Monday 28 June 2021

TATAR#5: We're Gonna Change the World


by Tim Harris and David Matthews (1970)

This was the last big song from sixties crooner Matt Monro who was better known for smoochie ballads ("From Russia with Love", "Portrait of My Love") than upbeat numbers like this. In fact, no-one is associated with numbers like this because there's no song quite like it.

Some take it to be a protest song but I don't hear it that way. It's certainly about a street protest but, if anything, it's more of an un-protest song. It offers a snapshot of three fictional women. Two go out on a protest march (Shirley Wood and Margaret Beatty) and one doesn't (Annie Harris).

So the chorus is the gloriously hooky protest song bit:

Come with us, run with us

We're gonna change the world

Simple and fun, almost a chant. All very protest-y. But then there's this:

You'll be amazed, so full of praise

When we've rearranged your world

And there's the un-protest bit. It's poking some fun. We've gotten so used to the idea of the earnest protest song that it's actually quite surprising to hear one that turns the tables and satirizes the protesters. 

You get a sense of this in the verses too. Compared to the simple chorus, the verses are more musically complicated with a bouncy melody shadowed by a bouncy chromatic bass line. 

We get a couple of lines to introduce the protesters:

Shirley Wood gulped down her breakfast,

Shut the fridge and joined the throng

Margaret Beatty snatched the milk in,

Scanned the news and went along. 

Then we modulate up a minor third. That's an unusual modulation. On top of that there's an awkward 3/4 bar thrown in just before the modulation. I think the music is doing everything it can to tell us that our perspective is shifting as we hear from the un-protestor:

Annie Harris drew the curtains,
Screwed her eyes up, had a peep
Saw the marchers, heard their voices, making early morning noises
Stumbled back to bed and tried to sleep

The words and music are setting up two worlds - the active protesters and the passive un-protester - and puts them side by side. And there's more satire of the protester's side: 

Sit in front of all the traffic
Harry busy shopping wives
Try to stir their ostrich notions, whip them up to wild emotions
Put some fire into their wretched lives

Now I'm not sure of all the lyrics of this song. If I were being a lyrical purist, I'd look at the lines just preceding these and get out my big red marker pen, shake my head and 'tut' unnecessarily loudly as I noted the tricky-to-sing double consonants ("numbers swollen"), unnatural reversed verb order ("Up the marchers' banners go") and awkward scansion ("Protest for everyone to know"). 

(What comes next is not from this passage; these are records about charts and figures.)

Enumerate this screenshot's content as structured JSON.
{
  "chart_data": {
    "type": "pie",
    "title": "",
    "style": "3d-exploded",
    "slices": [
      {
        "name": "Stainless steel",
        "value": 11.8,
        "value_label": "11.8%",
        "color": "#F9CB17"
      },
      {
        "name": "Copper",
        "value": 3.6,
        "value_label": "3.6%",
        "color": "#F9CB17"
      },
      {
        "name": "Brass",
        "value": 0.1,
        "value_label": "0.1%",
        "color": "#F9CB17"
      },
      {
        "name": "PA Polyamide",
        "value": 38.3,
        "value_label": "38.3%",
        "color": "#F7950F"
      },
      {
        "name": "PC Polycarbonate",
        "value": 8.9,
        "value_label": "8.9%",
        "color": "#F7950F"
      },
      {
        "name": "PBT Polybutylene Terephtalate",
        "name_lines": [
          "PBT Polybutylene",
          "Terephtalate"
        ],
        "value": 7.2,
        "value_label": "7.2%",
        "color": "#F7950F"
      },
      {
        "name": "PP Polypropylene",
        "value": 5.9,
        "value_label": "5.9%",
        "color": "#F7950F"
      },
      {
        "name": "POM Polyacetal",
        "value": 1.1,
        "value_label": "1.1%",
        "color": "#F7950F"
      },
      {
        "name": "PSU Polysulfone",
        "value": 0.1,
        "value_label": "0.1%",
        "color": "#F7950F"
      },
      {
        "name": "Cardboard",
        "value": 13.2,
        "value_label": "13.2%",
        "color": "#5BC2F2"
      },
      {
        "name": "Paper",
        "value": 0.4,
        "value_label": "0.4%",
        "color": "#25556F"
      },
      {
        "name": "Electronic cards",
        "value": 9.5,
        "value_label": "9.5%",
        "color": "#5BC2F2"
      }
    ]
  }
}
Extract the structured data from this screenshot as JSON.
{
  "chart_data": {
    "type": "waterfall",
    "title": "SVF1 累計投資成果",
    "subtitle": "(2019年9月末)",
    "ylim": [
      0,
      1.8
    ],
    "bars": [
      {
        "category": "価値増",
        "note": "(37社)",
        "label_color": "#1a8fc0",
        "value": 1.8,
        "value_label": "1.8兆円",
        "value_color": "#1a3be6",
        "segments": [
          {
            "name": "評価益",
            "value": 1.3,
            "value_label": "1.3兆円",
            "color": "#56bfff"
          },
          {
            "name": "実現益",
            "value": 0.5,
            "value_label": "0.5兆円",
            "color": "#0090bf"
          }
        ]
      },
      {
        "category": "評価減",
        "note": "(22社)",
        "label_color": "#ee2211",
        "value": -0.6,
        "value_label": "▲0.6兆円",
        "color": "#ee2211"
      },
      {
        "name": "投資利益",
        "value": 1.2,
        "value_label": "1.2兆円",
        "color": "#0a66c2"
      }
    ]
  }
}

But, honestly, I'd forgive any and all all of these lyrical hiccups for the quality of that last line: "Put some fire into their wretched lives". That is beautiful and wonderfully, funnily captures all the passion, as well as the self-righteousness, of some street protesters. If someone ever writes a jukebox musical about Extinction Rebellion, this song would get first dibs. 

In the end, though, the song isn't really making a political statement; it's just describing a divided country. One group with plenty of vim and vigour but also plenty of condescension for the politically disengaged; the other group more concerned with their own lives, their work, doing what they have to do. The final verse speaks of the two female protesters getting roughed up the police whilst Annie Harris works in her office and thinks of Don (who, we assume, was her husband killed in war) who "died for others to live better". It's not a statement, just a contrast.

The contrasts still exist today.

Thankfully, so does this very odd, very brilliant song.